Slice<T> is a lightweight, non-owning "view" into a contiguous sequence of elements. It is primarily used to provide a safe and convenient interface for working with fixed-size arrays.
- Non-owning: Slices do not copy or own the underlying data; they merely point to it.
- Iteration Support: Implements the
iterator() method, allowing slices to be used directly in for-in loops.
- Automatic Conversion: The Zen-C compiler automatically converts fixed-size arrays to slices when performing iteration or passing to slice-expecting functions.

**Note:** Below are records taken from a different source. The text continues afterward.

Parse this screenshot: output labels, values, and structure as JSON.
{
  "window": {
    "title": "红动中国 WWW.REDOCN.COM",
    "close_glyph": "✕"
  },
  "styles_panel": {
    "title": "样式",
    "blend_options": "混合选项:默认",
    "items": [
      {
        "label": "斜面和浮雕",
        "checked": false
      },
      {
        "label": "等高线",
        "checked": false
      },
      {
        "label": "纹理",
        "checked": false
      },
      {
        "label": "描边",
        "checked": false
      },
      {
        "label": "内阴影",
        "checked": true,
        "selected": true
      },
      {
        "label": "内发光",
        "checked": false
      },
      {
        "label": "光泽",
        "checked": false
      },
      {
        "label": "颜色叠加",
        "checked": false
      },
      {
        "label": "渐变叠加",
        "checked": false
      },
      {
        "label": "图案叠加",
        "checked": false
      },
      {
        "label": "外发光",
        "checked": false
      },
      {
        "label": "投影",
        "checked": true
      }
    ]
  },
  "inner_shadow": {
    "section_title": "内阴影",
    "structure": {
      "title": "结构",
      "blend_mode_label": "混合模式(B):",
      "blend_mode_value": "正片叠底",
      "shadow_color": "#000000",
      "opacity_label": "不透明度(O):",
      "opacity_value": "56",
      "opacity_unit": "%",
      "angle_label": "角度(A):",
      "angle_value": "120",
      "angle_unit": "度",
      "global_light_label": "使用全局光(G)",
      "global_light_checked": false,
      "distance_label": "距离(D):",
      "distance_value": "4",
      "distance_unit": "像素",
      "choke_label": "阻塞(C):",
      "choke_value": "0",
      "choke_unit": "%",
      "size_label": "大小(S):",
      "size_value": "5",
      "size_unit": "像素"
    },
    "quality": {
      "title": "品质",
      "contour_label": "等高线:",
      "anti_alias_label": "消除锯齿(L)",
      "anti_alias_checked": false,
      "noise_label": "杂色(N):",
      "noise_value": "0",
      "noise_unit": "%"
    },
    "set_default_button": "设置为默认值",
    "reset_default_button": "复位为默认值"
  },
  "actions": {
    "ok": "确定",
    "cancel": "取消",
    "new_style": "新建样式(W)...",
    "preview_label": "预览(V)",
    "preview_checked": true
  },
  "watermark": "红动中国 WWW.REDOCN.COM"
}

- Safe Access: Provides bounds-checked
get() and at() methods returning Option<T>.
import "std/slice.zc"
fn main() {
let arr: int[5] = [10, 20, 30, 40, 50];
// Explicit slice creation
let s = Slice<int>::from_array(arr, 5);
// Direct iteration over the slice
for val in s {
println "{val}";
}
// Directly iterating over the array (auto-imports std/slice.zc)
for val in arr {
println "{val}";
}
}
struct Slice<T> {
data: T*;
len: usize;
}
| Method | Signature | Description |
|---|
| from_array | Slice<T>::from_array(ptr: T*, len: usize) -> Slice<T> | Creates a slice view over an array pointer. |
| new | Slice<T>::new(data: T*, len: usize) -> Slice<T> | Alias for from_array. |
| Method | Signature | Description |
|---|
| iterator | iterator(self) -> SliceIter<T> | Returns an iterator for use in for-in loops. |
| Method | Signature | Description |
|---|
| length | length(self) -> usize | Returns the number of elements in the slice. |
| is_empty | is_empty(self) -> bool | Returns true if the slice contains no elements. |
| get | get(self, idx: usize) -> Option<T> | Returns the element at idx, or None if out of bounds. |
| at | at(self, idx: usize) -> Option<T> | Alias for get. |
- Auto-import:
std/slice.zc is automatically imported by the compiler when performing for-in iteration on fixed-size arrays.
- Safety: While
data is a raw pointer, the Slice struct encourages using the length-aware get() method for safe access.